Dusan Sakulski, System Integrator and Coordinator
of the National Disaster Management
Centre of South Africa, has
developed a webMathematica-based
application that helps predict the time, location, and intensity of natural disasters.
Named the National Disaster Hazard and Vulnerability Atlas, the program has already
drawn support from the United Nations and NASA--both are calling for a Global Atlas,
an expanded version that will incorporate climate data from around the world.
The atlas has also found a niche as a valuable tool for education. The
University of the Witwatersrand in South Africa and the University of Virginia in the United
States have both incorporated the atlas into their disaster management and prevention courses.
Sakulski describes the atlas as an "interactive virtual book with chapters on such
topics as droughts, floods, famines, and cyclones." The atlas generates customized
maps and other graphics that illustrate historical weather patterns.
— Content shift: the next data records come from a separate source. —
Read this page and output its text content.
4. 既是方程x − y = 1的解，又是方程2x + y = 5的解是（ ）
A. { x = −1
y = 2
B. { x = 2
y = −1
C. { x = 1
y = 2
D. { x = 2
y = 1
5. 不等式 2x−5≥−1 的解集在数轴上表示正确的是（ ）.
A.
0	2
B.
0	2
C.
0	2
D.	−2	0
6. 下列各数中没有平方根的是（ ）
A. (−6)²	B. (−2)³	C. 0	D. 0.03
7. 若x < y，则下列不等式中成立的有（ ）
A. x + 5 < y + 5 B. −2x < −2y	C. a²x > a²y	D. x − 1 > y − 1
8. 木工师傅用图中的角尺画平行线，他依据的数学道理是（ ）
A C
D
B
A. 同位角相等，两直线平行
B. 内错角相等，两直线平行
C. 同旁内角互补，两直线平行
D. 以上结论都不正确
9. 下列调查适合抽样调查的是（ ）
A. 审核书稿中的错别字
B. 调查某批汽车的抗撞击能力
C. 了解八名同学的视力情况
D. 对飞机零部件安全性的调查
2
Data
evaluations that could take hours to do by hand take only a few seconds with the atlas.
Sakulski notes, "Because the
calculations are done by Mathematica, the results are always consistent and reliable."
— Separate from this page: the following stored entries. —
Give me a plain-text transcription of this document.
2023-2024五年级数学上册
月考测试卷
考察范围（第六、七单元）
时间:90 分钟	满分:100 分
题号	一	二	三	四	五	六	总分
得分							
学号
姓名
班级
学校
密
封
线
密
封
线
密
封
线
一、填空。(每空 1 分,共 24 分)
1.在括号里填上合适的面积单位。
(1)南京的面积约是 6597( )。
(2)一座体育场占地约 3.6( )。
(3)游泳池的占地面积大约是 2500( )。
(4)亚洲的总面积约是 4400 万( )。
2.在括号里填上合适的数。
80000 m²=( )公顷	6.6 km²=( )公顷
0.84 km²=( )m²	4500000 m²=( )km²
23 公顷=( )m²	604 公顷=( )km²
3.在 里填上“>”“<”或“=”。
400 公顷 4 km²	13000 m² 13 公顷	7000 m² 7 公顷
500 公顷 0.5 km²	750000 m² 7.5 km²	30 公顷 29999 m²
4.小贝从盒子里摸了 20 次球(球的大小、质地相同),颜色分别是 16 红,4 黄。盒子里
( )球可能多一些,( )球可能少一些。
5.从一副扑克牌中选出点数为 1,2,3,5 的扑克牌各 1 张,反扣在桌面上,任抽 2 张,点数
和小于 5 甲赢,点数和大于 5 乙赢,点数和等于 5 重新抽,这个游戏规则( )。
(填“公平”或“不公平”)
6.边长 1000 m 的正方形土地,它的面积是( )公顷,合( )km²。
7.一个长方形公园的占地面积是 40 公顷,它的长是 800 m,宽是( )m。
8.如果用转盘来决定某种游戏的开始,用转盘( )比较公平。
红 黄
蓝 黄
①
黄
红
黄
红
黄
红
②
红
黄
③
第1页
The graphics created by the atlas are used to pinpoint regions that regularly need
disaster assistance and to predict
which regions are likely to need assistance in the future. When potentially dangerous regions
are identified, disaster
management officials develop what-if scenarios and formulate strategic responses
for each event. "In the event of a
real disaster, our intention is to rerun the most similar scenario to get information
that could minimize the disaster's impact," Sakulski says.
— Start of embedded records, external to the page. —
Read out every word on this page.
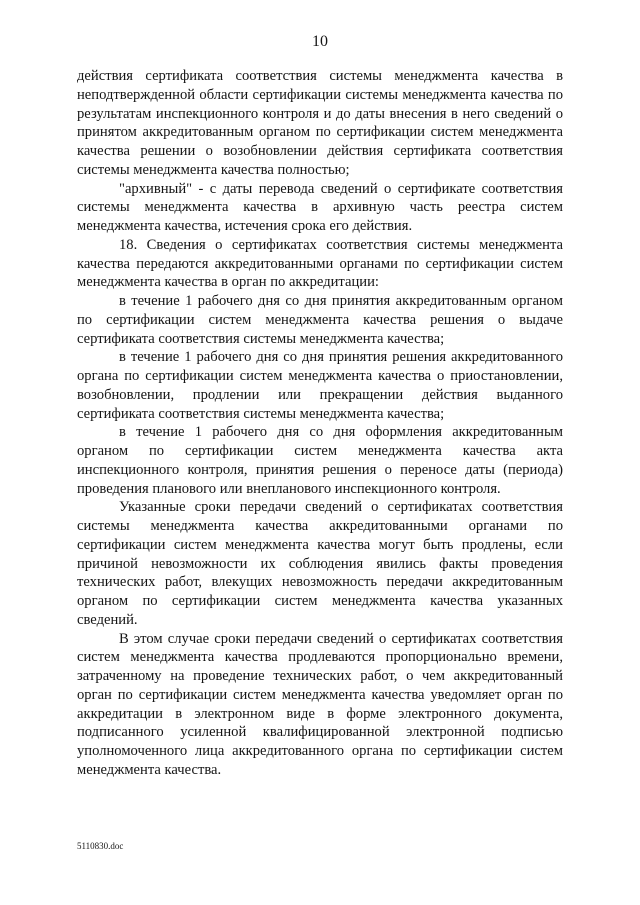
10

действия сертификата соответствия системы менеджмента качества в неподтвержденной области сертификации системы менеджмента качества по результатам инспекционного контроля и до даты внесения в него сведений о принятом аккредитованным органом по сертификации систем менеджмента качества решении о возобновлении действия сертификата соответствия системы менеджмента качества полностью;

"архивный" - с даты перевода сведений о сертификате соответствия системы менеджмента качества в архивную часть реестра систем менеджмента качества, истечения срока его действия.

18. Сведения о сертификатах соответствия системы менеджмента качества передаются аккредитованными органами по сертификации систем менеджмента качества в орган по аккредитации:

в течение 1 рабочего дня со дня принятия аккредитованным органом по сертификации систем менеджмента качества решения о выдаче сертификата соответствия системы менеджмента качества;

в течение 1 рабочего дня со дня принятия решения аккредитованного органа по сертификации систем менеджмента качества о приостановлении, возобновлении, продлении или прекращении действия выданного сертификата соответствия системы менеджмента качества;

в течение 1 рабочего дня со дня оформления аккредитованным органом по сертификации систем менеджмента качества акта инспекционного контроля, принятия решения о переносе даты (периода) проведения планового или внепланового инспекционного контроля.

Указанные сроки передачи сведений о сертификатах соответствия системы менеджмента качества аккредитованными органами по сертификации систем менеджмента качества могут быть продлены, если причиной невозможности их соблюдения явились факты проведения технических работ, влекущих невозможность передачи аккредитованным органом по сертификации систем менеджмента качества указанных сведений.

В этом случае сроки передачи сведений о сертификатах соответствия систем менеджмента качества продлеваются пропорционально времени, затраченному на проведение технических работ, о чем аккредитованный орган по сертификации систем менеджмента качества уведомляет орган по аккредитации в электронном виде в форме электронного документа, подписанного усиленной квалифицированной электронной подписью уполномоченного лица аккредитованного органа по сертификации систем менеджмента качества.

5110830.doc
According to Sakulski, webMathematica is "simply the best." Using just a web
browser, anyone can access the atlas to
gather and compile data, create geophysical maps, and run models of environmental systems
"on the fly." Another
especially important feature of webMathematica is its ability to handle the
large amount of data that essentially forms
the core of the atlas. Says Sakulski, "With webMathematica, the atlas minimizes
the amount of time and effort needed to
plan for disasters and has solved many of the coordination difficulties that hindered
past disaster relief programs."
The atlas works by taking in user-specified parameters such as type and
quantity of data. For example, the rainfall section of the atlas offers options to view average monthly
distribution or average annual distribution for any given range of time. The
groundwater section enables users to view groundwater levels,
riverbeds, and other geographic features separately or in any combination on a map
of South Africa. Once parameters
have been set, the atlas passes them to webMathematica. There
they are used to generate the particular map or graph
requested and are then passed back to the web browser where the user can view, print,
and save the results.
Sakulski considers the atlas to be a work in progress. The flexible structure of
webMathematica applications makes it
easy to add data and new features on an as-needed basis. "All in all," says Sakulski, "there
is no other technical environment that enables seamless integration of symbolic and
numeric abilities like Mathematica." Currently, Sakulski
is beginning work on the Global Atlas that is being pursued by NASA and the United Nations.
Both organizations have
invited Sakulski in to demonstrate features of his atlas and are supporting him
in the first Global Atlas "chapter," a world-scale rainfall-tracking application.